Leadership, Honesty and the Risk of Ruinous Empathy
- Kim Newton-Woof
- Mar 11
- 1 min read
Updated: 15 hours ago
"How can you say what you mean without being mean?" ~ Kim Scott
There’s a particular kind of leadership trap that many thoughtful people fall into. Wanting to be kind, supportive and well-liked… whilst also needing to hold standards, challenge behaviour and have "difficult" conversations.
In my experience, too often we swing between the two.
We (and I include myself here) either soften feedback so much that the message disappears, or we become so focused on the issue that the human impact gets lost.
Kim Scott calls this tension Radical Candor – the ability to care personally whilst challenging directly.
Her framework is simple but surprisingly powerful.

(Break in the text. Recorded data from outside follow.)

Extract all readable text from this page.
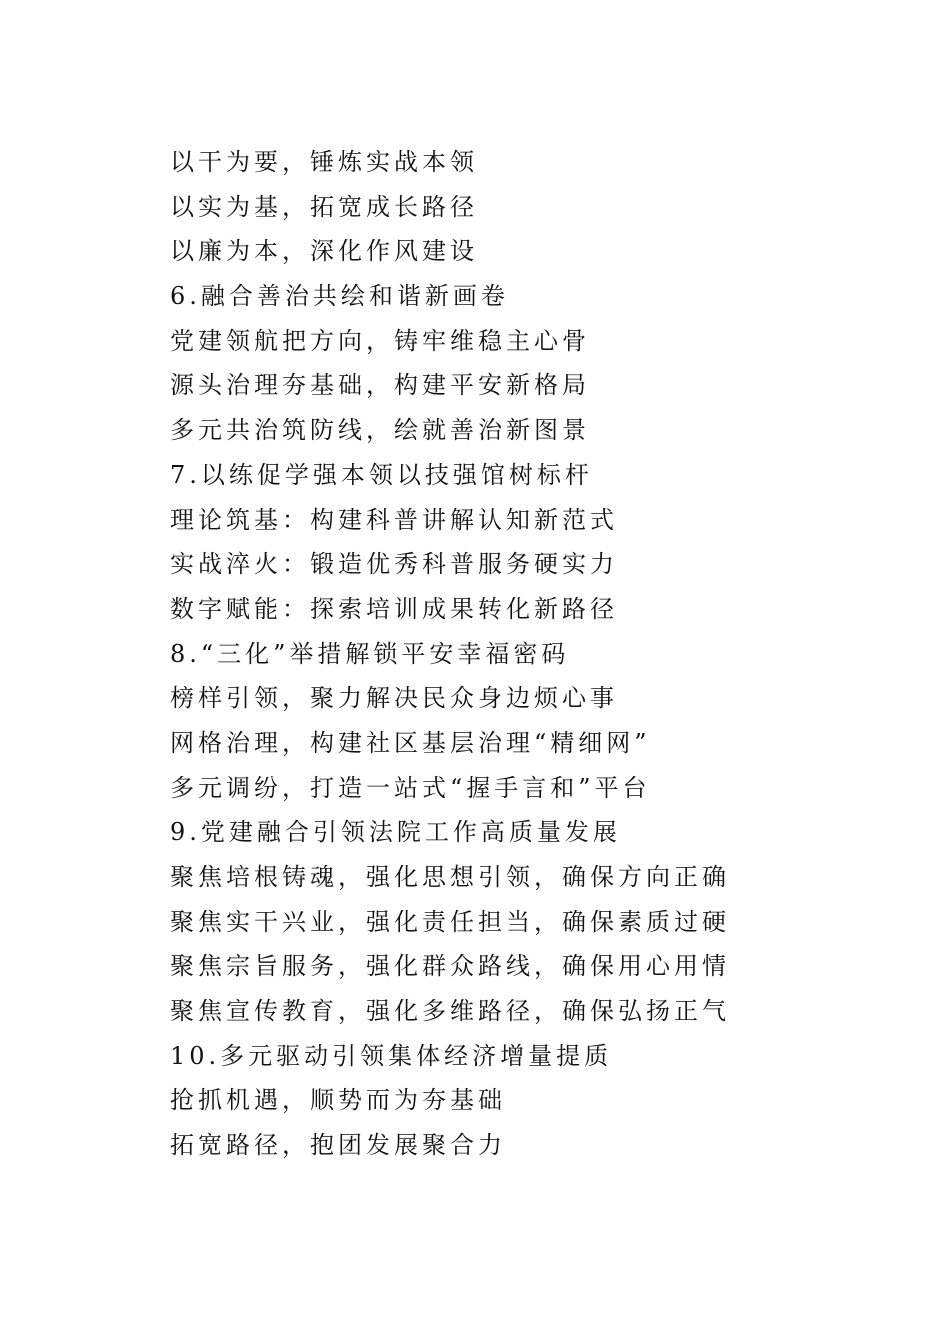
以干为要，锤炼实战本领
以实为基，拓宽成长路径
以廉为本，深化作风建设
6.融合善治共绘和谐新画卷
党建领航把方向，铸牢维稳主心骨
源头治理夯基础，构建平安新格局
多元共治筑防线，绘就善治新图景
7.以练促学强本领以技强馆树标杆
理论筑基：构建科普讲解认知新范式
实战淬火：锻造优秀科普服务硬实力
数字赋能：探索培训成果转化新路径
8.“三化”举措解锁平安幸福密码
榜样引领，聚力解决民众身边烦心事
网格治理，构建社区基层治理“精细网”
多元调纷，打造一站式“握手言和”平台
9.党建融合引领法院工作高质量发展
聚焦培根铸魂，强化思想引领，确保方向正确
聚焦实干兴业，强化责任担当，确保素质过硬
聚焦宗旨服务，强化群众路线，确保用心用情
聚焦宣传教育，强化多维路径，确保弘扬正气
10.多元驱动引领集体经济增量提质
抢抓机遇，顺势而为夯基础
拓宽路径，抱团发展聚合力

She suggests that the most effective relationships at work sit in the space where honesty and care coexist. When we avoid challenge in the name of kindness, we drift into what she calls Ruinous Empathy. When we challenge without care, we risk Obnoxious Aggression. And when neither is present, conversations become guarded and political.
I recently re-watched a TEDx Talk Kim gave back in 2023. What makes it worth watching again is that it feels very human. Rather than presenting leadership as a polished performance, Scott talks openly about discomfort, avoidance and the reality that many of us were never taught how to give honest feedback well.
For me, the value in this work is not about becoming “more blunt”. It is about creating relationships and cultures where people feel respected enough to hear the truth, and safe enough to speak it.
In a time where many workplaces are carrying pressure, ambiguity and emotional fatigue, that balance matters more than ever.